If you find yourself in a survival situation with little to no food on hand, what will you do? Ideally, you’ll be able to subsist on wild game. But you’ll soon discover how hard it can be to hunt or trap when you’re already starving and weak, or when game is scarce. That’s when insects can literally be a lifesaver and tide you over until you can obtain a more substantial source of calories and nutrition. Here are insects that can sustain you for a short period of time.
If the thought of munching on a grub makes you a little queasy, you’re in good company. Many people have no problem with crunchy bugs, but bugs of the squishier variety are another story. However, grubs can be quite filling, and some of them are even small and crunchy (such as mealworms).
The best place to find grubs is inside fallen, rotting logs. You may also be able to find some under leaf litter, beneath rocks, or hiding under the bark of living trees. They’re not fast, so you should be able to grab them and extract them with your fingers pretty easily once you locate them.
Skewer grubs lengthwise with sticks and cook them over the top of an open flame. You’ll know they’re done with their skin is nice and crispy. Just imagine you’re eating a thick potato chip or something.

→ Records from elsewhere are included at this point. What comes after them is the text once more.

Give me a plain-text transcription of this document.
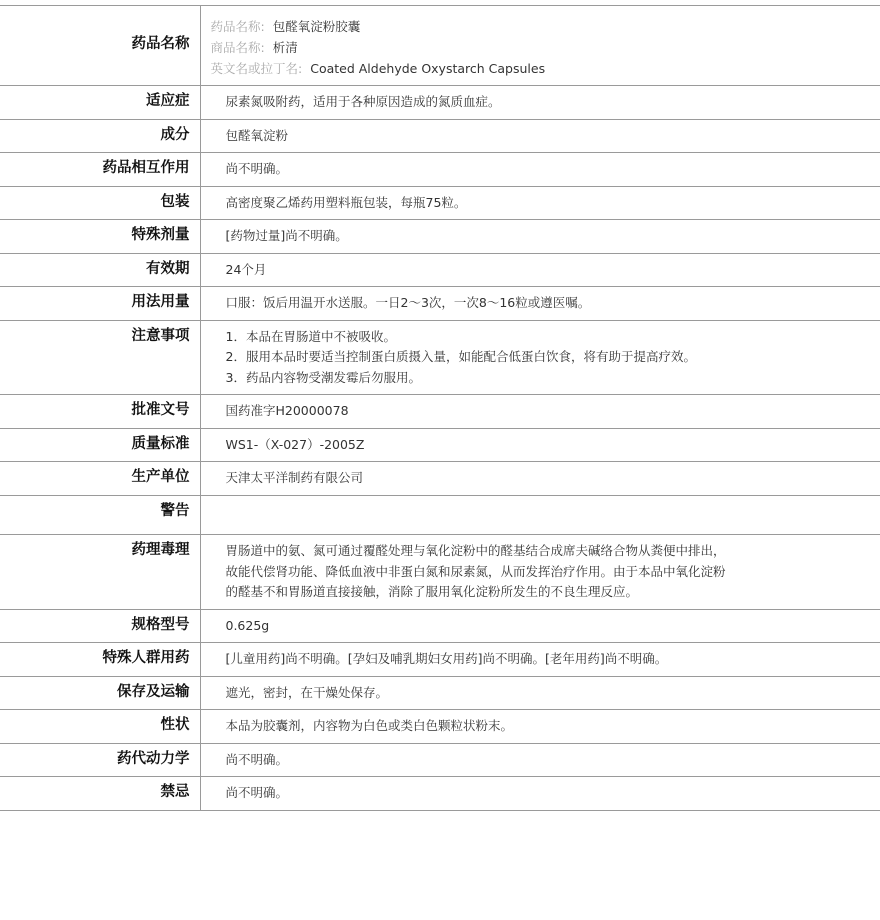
药品名称	药品名称: 包醛氧淀粉胶囊
商品名称: 析清
英文名或拉丁名: Coated Aldehyde Oxystarch Capsules

适应症	尿素氮吸附药，适用于各种原因造成的氮质血症。
成分	包醛氧淀粉
药品相互作用	尚不明确。
包装	高密度聚乙烯药用塑料瓶包装，每瓶75粒。
特殊剂量	[药物过量]尚不明确。
有效期	24个月
用法用量	口服：饭后用温开水送服。一日2～3次，一次8～16粒或遵医嘱。
注意事项	1．本品在胃肠道中不被吸收。
2．服用本品时要适当控制蛋白质摄入量，如能配合低蛋白饮食，将有助于提高疗效。
3．药品内容物受潮发霉后勿服用。

批准文号	国药准字H20000078
质量标准	WS1-（X-027）-2005Z
生产单位	天津太平洋制药有限公司
警告	
药理毒理	胃肠道中的氨、氮可通过覆醛处理与氧化淀粉中的醛基结合成席夫碱络合物从粪便中排出，
故能代偿肾功能、降低血液中非蛋白氮和尿素氮，从而发挥治疗作用。由于本品中氧化淀粉
的醛基不和胃肠道直接接触，消除了服用氧化淀粉所发生的不良生理反应。

规格型号	0.625g
特殊人群用药	[儿童用药]尚不明确。[孕妇及哺乳期妇女用药]尚不明确。[老年用药]尚不明确。
保存及运输	遮光，密封，在干燥处保存。
性状	本品为胶囊剂，内容物为白色或类白色颗粒状粉末。
药代动力学	尚不明确。
禁忌	尚不明确。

Grasshoppers and/or Crickets
Depending on the time of year and the area you’re in, you may find grasshoppers and crickets to be plentiful. They are both very high in protein, which makes them an important component of survival.
Grasshoppers taste a little bit nutty, and they’re usually easiest to catch in the early morning hours. Crickets are easier to find in dark, damp places such as beneath logs and rocks. Once you catch either of these tasty morsels, pull their heads off (which are connected to their entrails). Removing the entrail is an important step for reducing your risk of parasites. Next, remove the legs and wings, put the bugs in a pan, and dry roast them if possible. If you don’t have a pan, skewer them and cook them over an open flame.
Like grasshoppers and crickets, termites are also a good protein source. They’re also less likely to transmit parasites to you because most of their lives are spent underground or hidden away in wood.
You can find termites in wood. Just break open a cold log and shake them out as quickly as you can, before they have a chance to crawl deeper. Roast them in a dry pan if you have one, or eat them raw if you must. But remember, any bugs you eat raw carry a risk of giving you parasites or making you sick.
Ants aren’t very big, but they are plentiful, which makes them a food source you could subsist on for a short period of time. Just be careful when collecting them, or you could end up with a lot of painful bites.
The best way to catch ants is by scanning the ground until you find an anthill. Poke the anthill with a stick a few times, then set the stick down so the end is sticking into the opening of the anthill. Wait for ants to bite the stick, then quickly put the stick into a container of water. Keep this up until you have at least a few hundred ants. Boil the water for at least six minutes to neutralize any acid within the ants’ bodies. You can also eat them raw, but it might be a more painful experience.
Keep in mind that not all bugs are edible. Always avoid brightly-colored bugs or those that emit a bad smell. Staying safe and avoiding poisonous creatures is always the best approach when surviving in the wild.